I checked on the man. A constant groan vibrated in his throat. I again offered him the smoldering resin. I did a dumb show of puffing on the pipe then drifting asleep to illustrate my intentions. He finally accepted the pipe and fell into a fearful, mumbling sleep. I quickly set his leg. This produced several minutes of crying until he drank some more from the pipe and drifted off once more. Then I bathed and covered him with a clean blanket.
The next day I went to the river for the packet of resin that the people of the valley left for me. There was a huge pan of lentils as well. Long ago I learned a trick. I would show myself to people in a remote valley. I would appear silhouetted on the same ridge everyday at dusk for a week. Often the people will leave behind offerings to entice me to come back. The people had been quite generous and I had been relying on them for opium resin for perhaps a hundred years or more.
I thought I might be able to leave the soldier here where the people came to make offerings. How would they take such a sign? He might tell them of my good treatment and strengthen my cult or tell them what a hideous beast I was. In the back of my mind I already knew I could only idly mull this decision about what to do with the man.
When I came to the riverbank I was not surprised to find the angel Gabriel waiting for me. I knew it was Gabriel, the one most full of rage for our kind and our unions with men, though I had never before seen the monster. It was a tangle of tusks and stalked eyes rolling in all directions. A feathered halo rotated around it and it hovered over the stony river bed. The voice came from a yawning orifice, fleshy like a cock’s wattle and wet as a peach.
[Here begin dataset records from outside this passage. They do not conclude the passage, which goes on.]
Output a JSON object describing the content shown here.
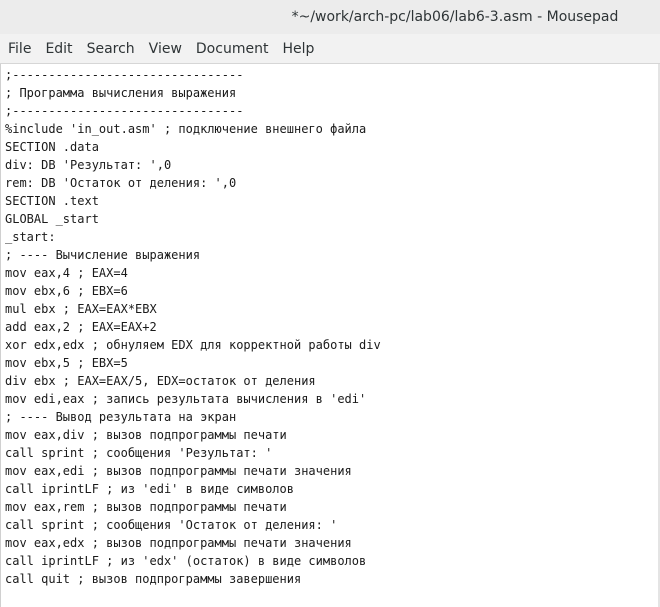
{
  "window": {
    "title": "*~/work/arch-pc/lab06/lab6-3.asm - Mousepad"
  },
  "menu": [
    {
      "label": "File"
    },
    {
      "label": "Edit"
    },
    {
      "label": "Search"
    },
    {
      "label": "View"
    },
    {
      "label": "Document"
    },
    {
      "label": "Help"
    }
  ],
  "editor": {
    "lines": [
      ";--------------------------------",
      "; Программа вычисления выражения",
      ";--------------------------------",
      "%include 'in_out.asm' ; подключение внешнего файла",
      "SECTION .data",
      "div: DB 'Результат: ',0",
      "rem: DB 'Остаток от деления: ',0",
      "SECTION .text",
      "GLOBAL _start",
      "_start:",
      "; ---- Вычисление выражения",
      "mov eax,4 ; EAX=4",
      "mov ebx,6 ; EBX=6",
      "mul ebx ; EAX=EAX*EBX",
      "add eax,2 ; EAX=EAX+2",
      "xor edx,edx ; обнуляем EDX для корректной работы div",
      "mov ebx,5 ; EBX=5",
      "div ebx ; EAX=EAX/5, EDX=остаток от деления",
      "mov edi,eax ; запись результата вычисления в 'edi'",
      "; ---- Вывод результата на экран",
      "mov eax,div ; вызов подпрограммы печати",
      "call sprint ; сообщения 'Результат: '",
      "mov eax,edi ; вызов подпрограммы печати значения",
      "call iprintLF ; из 'edi' в виде символов",
      "mov eax,rem ; вызов подпрограммы печати",
      "call sprint ; сообщения 'Остаток от деления: '",
      "mov eax,edx ; вызов подпрограммы печати значения",
      "call iprintLF ; из 'edx' (остаток) в виде символов",
      "call quit ; вызов подпрограммы завершения"
    ]
  }
}
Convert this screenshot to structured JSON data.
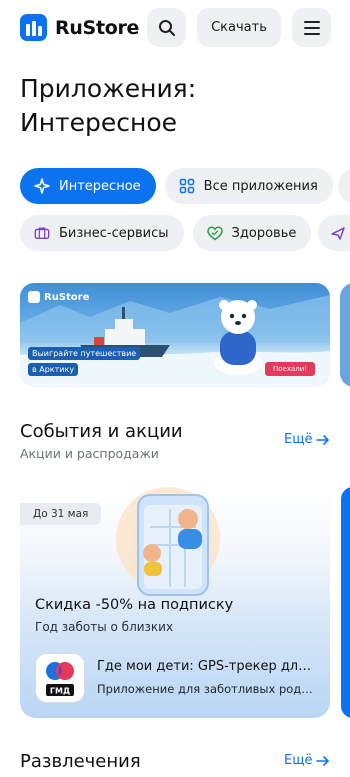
{
  "header": {
    "brand": "RuStore",
    "download_label": "Скачать",
    "icons": [
      "rustore-logo-icon",
      "search-icon",
      "menu-icon"
    ]
  },
  "page_title": "Приложения: Интересное",
  "chips_row1": [
    {
      "label": "Интересное",
      "icon": "sparkle-icon",
      "active": true
    },
    {
      "label": "Все приложения",
      "icon": "grid-icon",
      "active": false
    }
  ],
  "chips_row2": [
    {
      "label": "Бизнес-сервисы",
      "icon": "briefcase-icon",
      "active": false
    },
    {
      "label": "Здоровье",
      "icon": "heart-icon",
      "active": false
    }
  ],
  "banner": {
    "brand": "RuStore",
    "caption_line1": "Выиграйте путешествие",
    "caption_line2": "в Арктику",
    "cta": "Поехали!"
  },
  "events": {
    "title": "События и акции",
    "subtitle": "Акции и распродажи",
    "more": "Ещё"
  },
  "promo": {
    "date": "До 31 мая",
    "headline": "Скидка -50% на подписку",
    "sub": "Год заботы о близких",
    "app_icon_text": "ГМД",
    "app_name": "Где мои дети: GPS-трекер для детей",
    "app_desc": "Приложение для заботливых родителей"
  },
  "entertainment": {
    "title": "Развлечения",
    "more": "Ещё"
  },
  "colors": {
    "accent": "#0b73f0",
    "chip_bg": "#eef0f3",
    "cta": "#e43a5c"
  }
}
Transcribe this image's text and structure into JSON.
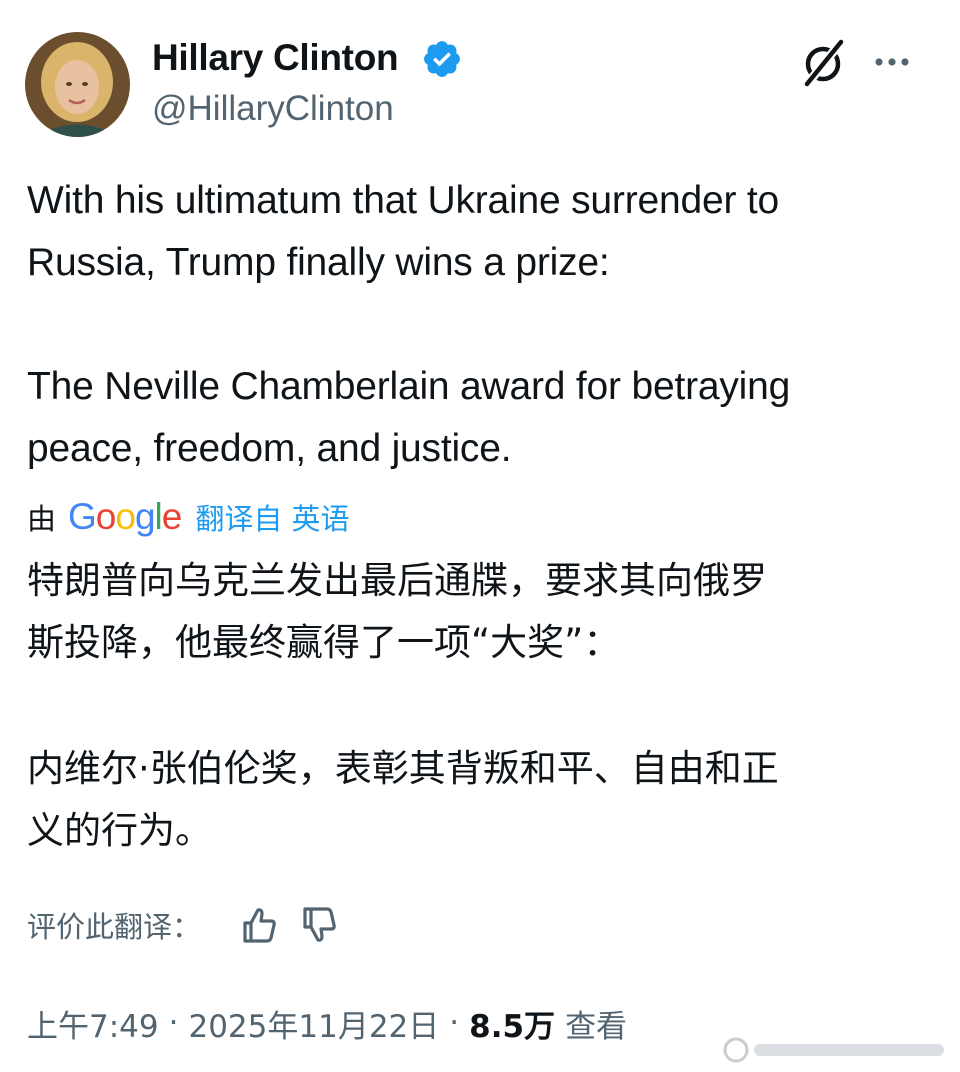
{
  "author": {
    "name": "Hillary Clinton",
    "handle": "@HillaryClinton",
    "verified": true
  },
  "header_actions": {
    "grok_icon": "grok-slash-icon",
    "more_icon": "more-horizontal-icon"
  },
  "tweet": {
    "paragraph1": [
      "With his ultimatum that Ukraine surrender to",
      "Russia, Trump finally wins a prize:"
    ],
    "paragraph2": [
      "The Neville Chamberlain award for betraying",
      "peace, freedom, and justice."
    ]
  },
  "translation": {
    "by_label": "由",
    "provider": "Google",
    "link_text": "翻译自 英语",
    "paragraph1": [
      "特朗普向乌克兰发出最后通牒，要求其向俄罗",
      "斯投降，他最终赢得了一项“大奖”："
    ],
    "paragraph2": [
      "内维尔·张伯伦奖，表彰其背叛和平、自由和正",
      "义的行为。"
    ],
    "rate_label": "评价此翻译："
  },
  "meta": {
    "time": "上午7:49",
    "separator": "·",
    "date": "2025年11月22日",
    "views_count": "8.5万",
    "views_label": "查看"
  },
  "colors": {
    "text": "#0f1419",
    "secondary": "#536471",
    "accent": "#1d9bf0",
    "google_blue": "#4285F4",
    "google_red": "#EA4335",
    "google_yellow": "#FBBC05",
    "google_green": "#34A853"
  }
}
“You have one of our stock in your cave.” It was not a question.
“I gave aid to a wounded man. There can be no crime on my part.”
“No crime. And yet he must die.”
“I see.” I tried to act as if I did not really care. In reality my heart pounded. I was terrified as I had never been. This was the nightmare I had only heard about between my mother’s sobs. I refused to show it, for awe only made the angel gleam brighter. The one thing I knew for certain about the beasts was that there was no arguing with their whims which they called the voice of their Lord God.
“Well, you are welcome to take him off of my hands and chastise him.” I offered, with the unrealistic hope that we might be left unmolested.
“You will bring him to me. Bring him to the riverside and make a pyre so you may sacrifice him to the Lord God.”
“Am I your altar servant now?” I roared defiantly, a nephilim roar that would be heard like a thunderclap across the earth. Gabriel snuffled with laughter. It had absorbed the fear and rage of many prophets and was of course unmoved by my outburst.
It would make me break the Syniac oath.
What could I do?
I brought the man, deep in a stupor, to the riverside. I built the altar of dry yew as I knew the angel required. I placed the man on it, bound at wrists and ankles and mumbling. He had fever despite my earlier hope that he would not. I removed the spearhead from its soft goatskin sheath; a gift from Ulruhil, whose daughter I would have married if she had not been cut down by the host. Gabriel watched as I raised the blade, greedy for the blood of this man.
It had forgotten the speed of the nephilim. Even before the angel could know my blade was through the soft hole, twisting and searching for some weakness that I knew was not there. There came a squeal of rage like the peals of all the trumpets of every nation on earth then a dozen tusks plunged in my iron flesh. Gabriel’s furious slashes only brought us closer in our embrace. I thought of my mother who finally slept so deeply that she would not wake up with pangs of hunger for the resin. I thought of the man on the altar whose breathing slowed as the tarry wad melted in his cheek and ran down his throat, who I would see again in the hell this Lord God had prepared for us, where no one would be able to call me oathbreaker. I thought I saw, in the corner of my eye, as the light failed, a silver teardrop.
I was amused to think, “At last they come for me, but they are too late.”